In Agra, an inquiry for the price of anything is met with the cryptic and annoyingly serene, “If you’re happy, I’m happy.” Well, 40 rupees ($.89) for a five minute cab ride would make me happy, I thought, but anything below 100 was met with quiet derision. I would attempt a compromise and offer 50, but such tactics were frowned upon and rewarded with a heart-rending look of dejection. And no matter how transparent their reason for rejecting your payment offer, it always served as sufficient persuasion and ensured that they left happy, and scandalously overpaid.
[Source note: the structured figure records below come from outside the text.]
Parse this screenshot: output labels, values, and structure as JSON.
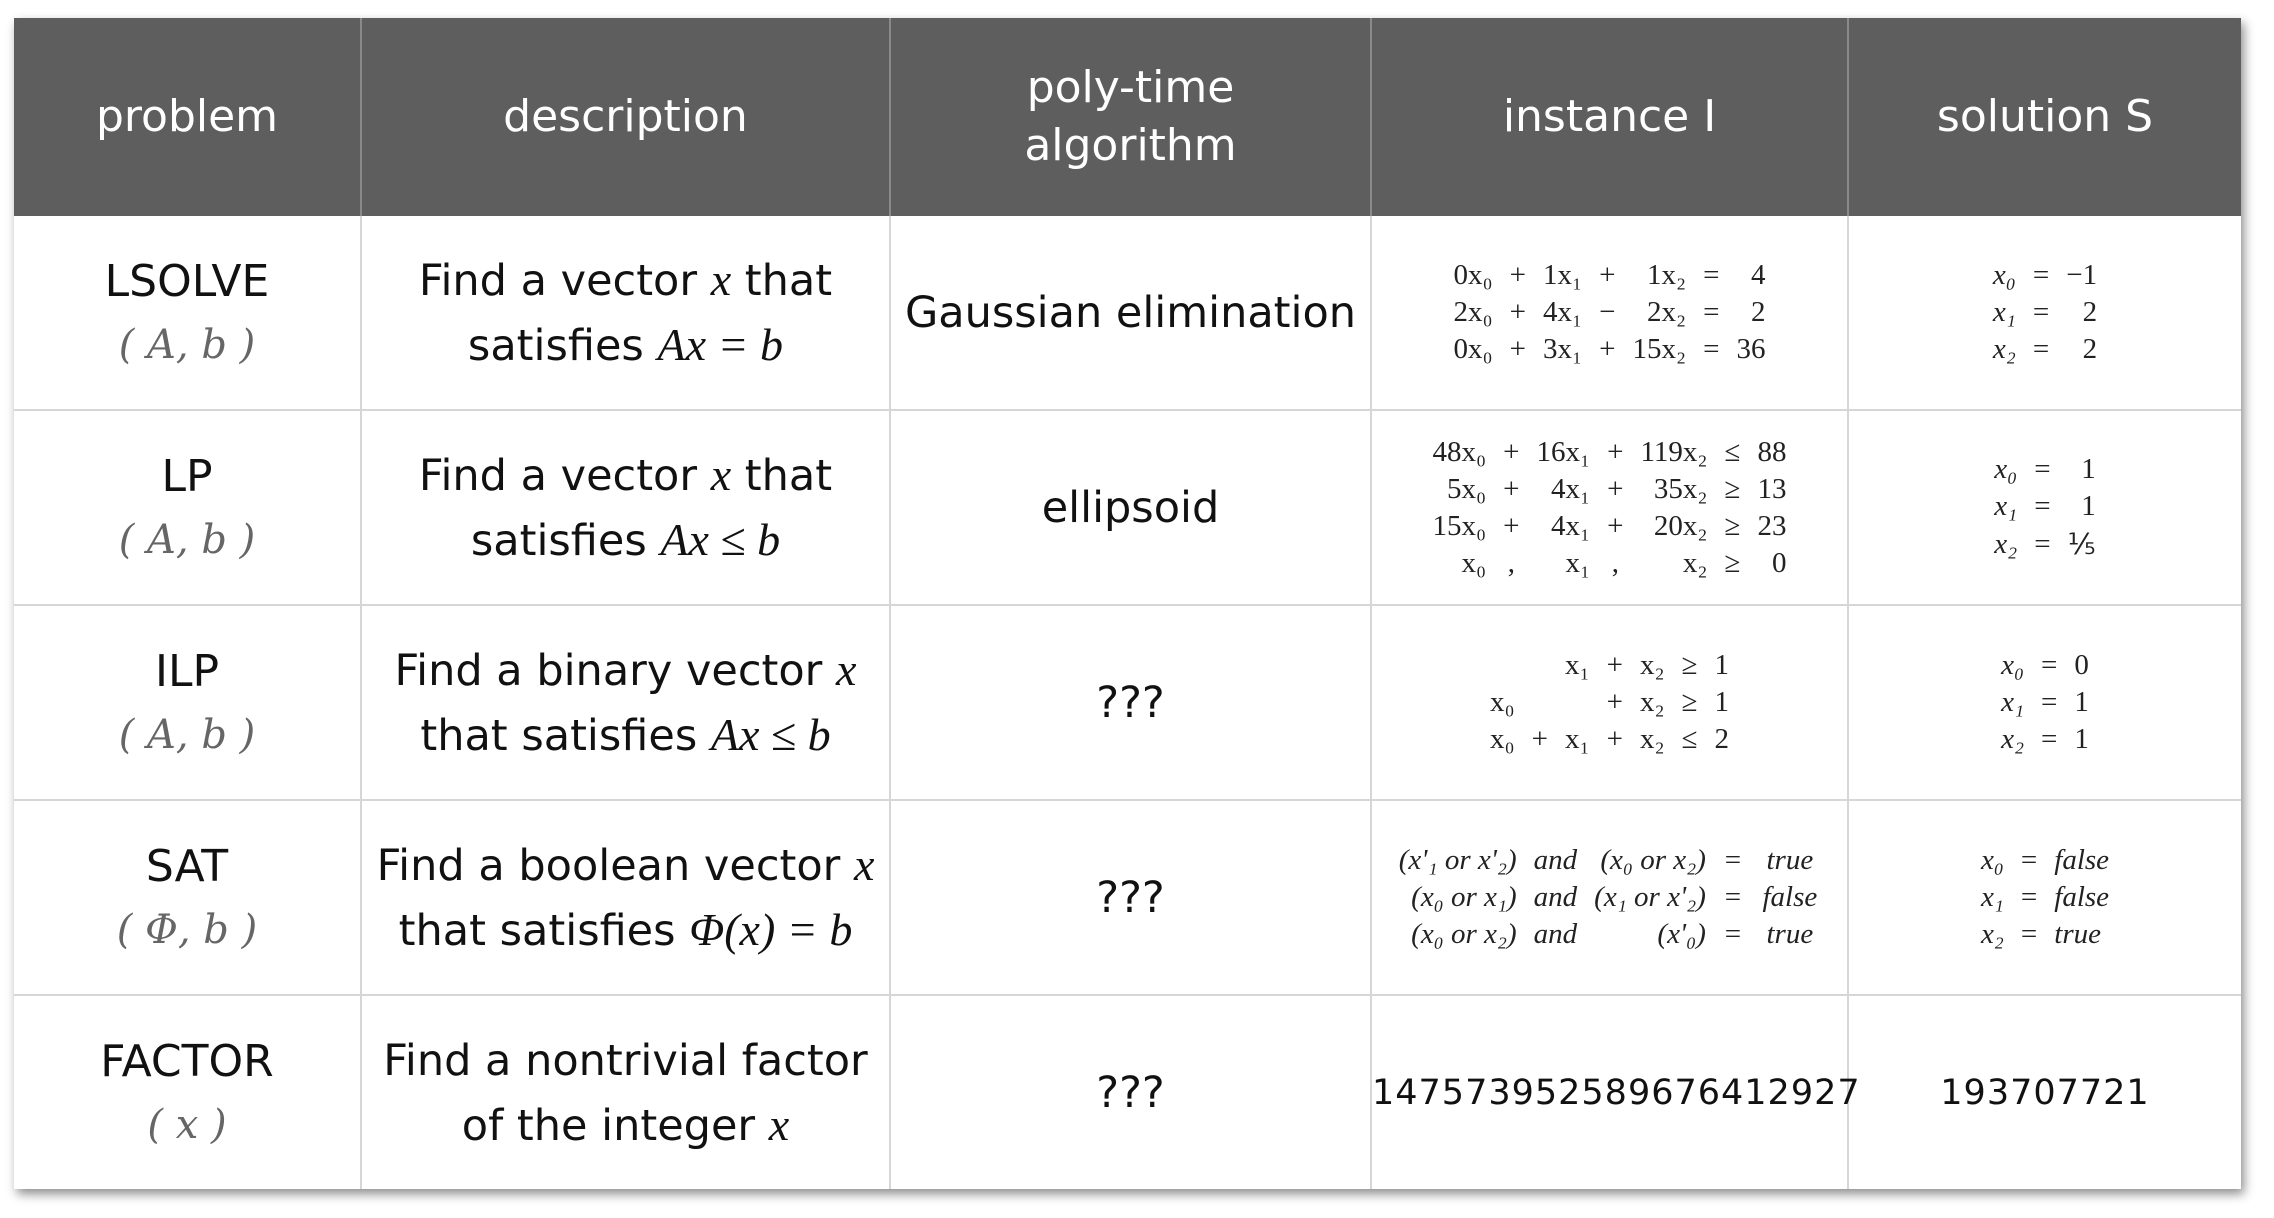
{
  "headers": [
    "problem",
    "description",
    "poly-time\nalgorithm",
    "instance I",
    "solution S"
  ],
  "rows": [
    {
      "name": "LSOLVE",
      "args": "( A, b )",
      "desc_a": "Find a vector ",
      "desc_x": "x",
      "desc_b": " that",
      "desc_c": "satisfies ",
      "desc_m": "Ax = b",
      "algorithm": "Gaussian elimination",
      "instance": [
        [
          "0x₀",
          "+",
          "1x₁",
          "+",
          "1x₂",
          "=",
          "4"
        ],
        [
          "2x₀",
          "+",
          "4x₁",
          "−",
          "2x₂",
          "=",
          "2"
        ],
        [
          "0x₀",
          "+",
          "3x₁",
          "+",
          "15x₂",
          "=",
          "36"
        ]
      ],
      "solution": [
        [
          "x₀",
          "=",
          "−1"
        ],
        [
          "x₁",
          "=",
          "2"
        ],
        [
          "x₂",
          "=",
          "2"
        ]
      ]
    },
    {
      "name": "LP",
      "args": "( A, b )",
      "desc_a": "Find a vector ",
      "desc_x": "x",
      "desc_b": " that",
      "desc_c": "satisfies ",
      "desc_m": "Ax ≤ b",
      "algorithm": "ellipsoid",
      "instance": [
        [
          "48x₀",
          "+",
          "16x₁",
          "+",
          "119x₂",
          "≤",
          "88"
        ],
        [
          "5x₀",
          "+",
          "4x₁",
          "+",
          "35x₂",
          "≥",
          "13"
        ],
        [
          "15x₀",
          "+",
          "4x₁",
          "+",
          "20x₂",
          "≥",
          "23"
        ],
        [
          "x₀",
          ",",
          "x₁",
          ",",
          "x₂",
          "≥",
          "0"
        ]
      ],
      "solution": [
        [
          "x₀",
          "=",
          "1"
        ],
        [
          "x₁",
          "=",
          "1"
        ],
        [
          "x₂",
          "=",
          "⅕"
        ]
      ]
    },
    {
      "name": "ILP",
      "args": "( A, b )",
      "desc_a": "Find a binary vector ",
      "desc_x": "x",
      "desc_b": "",
      "desc_c": "that satisfies ",
      "desc_m": "Ax ≤ b",
      "algorithm": "???",
      "instance": [
        [
          "",
          "",
          "x₁",
          "+",
          "x₂",
          "≥",
          "1"
        ],
        [
          "x₀",
          "",
          "",
          "+",
          "x₂",
          "≥",
          "1"
        ],
        [
          "x₀",
          "+",
          "x₁",
          "+",
          "x₂",
          "≤",
          "2"
        ]
      ],
      "solution": [
        [
          "x₀",
          "=",
          "0"
        ],
        [
          "x₁",
          "=",
          "1"
        ],
        [
          "x₂",
          "=",
          "1"
        ]
      ]
    },
    {
      "name": "SAT",
      "args": "( Φ, b )",
      "desc_a": "Find a boolean vector ",
      "desc_x": "x",
      "desc_b": "",
      "desc_c": "that satisfies ",
      "desc_m": "Φ(x) = b",
      "algorithm": "???",
      "instance": [
        [
          "(x'₁ or x'₂)",
          "and",
          "(x₀ or x₂)",
          "=",
          "true"
        ],
        [
          "(x₀ or x₁)",
          "and",
          "(x₁ or x'₂)",
          "=",
          "false"
        ],
        [
          "(x₀ or x₂)",
          "and",
          "(x'₀)",
          "=",
          "true"
        ]
      ],
      "solution": [
        [
          "x₀",
          "=",
          "false"
        ],
        [
          "x₁",
          "=",
          "false"
        ],
        [
          "x₂",
          "=",
          "true"
        ]
      ]
    },
    {
      "name": "FACTOR",
      "args": "( x )",
      "desc_a": "Find a nontrivial factor",
      "desc_x": "",
      "desc_b": "",
      "desc_c": "of the integer ",
      "desc_m": "x",
      "algorithm": "???",
      "instance_text": "147573952589676412927",
      "solution_text": "193707721"
    }
  ]
}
But having dodged the bullet of moral remorse, I didn't actually mind. If you’re happy, I’m happy. How true it was.
In Varanasi persuasion took the form of karma. 1000 rupees to the curator of the funeral pyre would buy a plenitude of sandalwood and masses of karma. A prayer ritual and touch on the forehead by various holy men ended with deep, soul-searching eye contact, a waiting hand to gather rupees, and the promise of good karma. I was soon an exceedingly annoyed and begrudging bearer of immense karma, and yet when leaving India’s holiest city, I was also amused by the audacity and ingenuity of the Varanasians. Instead of oil and gold, they traded in the promise of a happy fate, and it paid off in spades.
With an exploding population of over a billion and counting, the subcontinent is still plagued by visible poverty and disease, but there is hardly an idle soul to be found. India’s citizens are busy with every trade imaginable, and with tourism, the film industry, and large-scale manufacture. In addition, the bureaucratic and legal infrastructure, a perpetual source of frustration and intrigue, is indicative of a nation that is growing, albeit slowly, under the auspices of law and accountability.
My first experience of India was exciting, but also a bit like too many mothballs in a tiny bathroom: absolutely overwhelming. The strongest memories from that trip, however, are the modern maharajas, India's emerging kings. They form a new voluntary caste of individuals, from "untouchables" to Brahmins, whose mark is prosperity and whose currency is innovation. They are the individuals who seize opportunities to improve their lives, who work tirelessly in conditions that repulse, who cherish openness, modernity, and democracy. These modern maharajas make India a land of incredible opportunity and hope.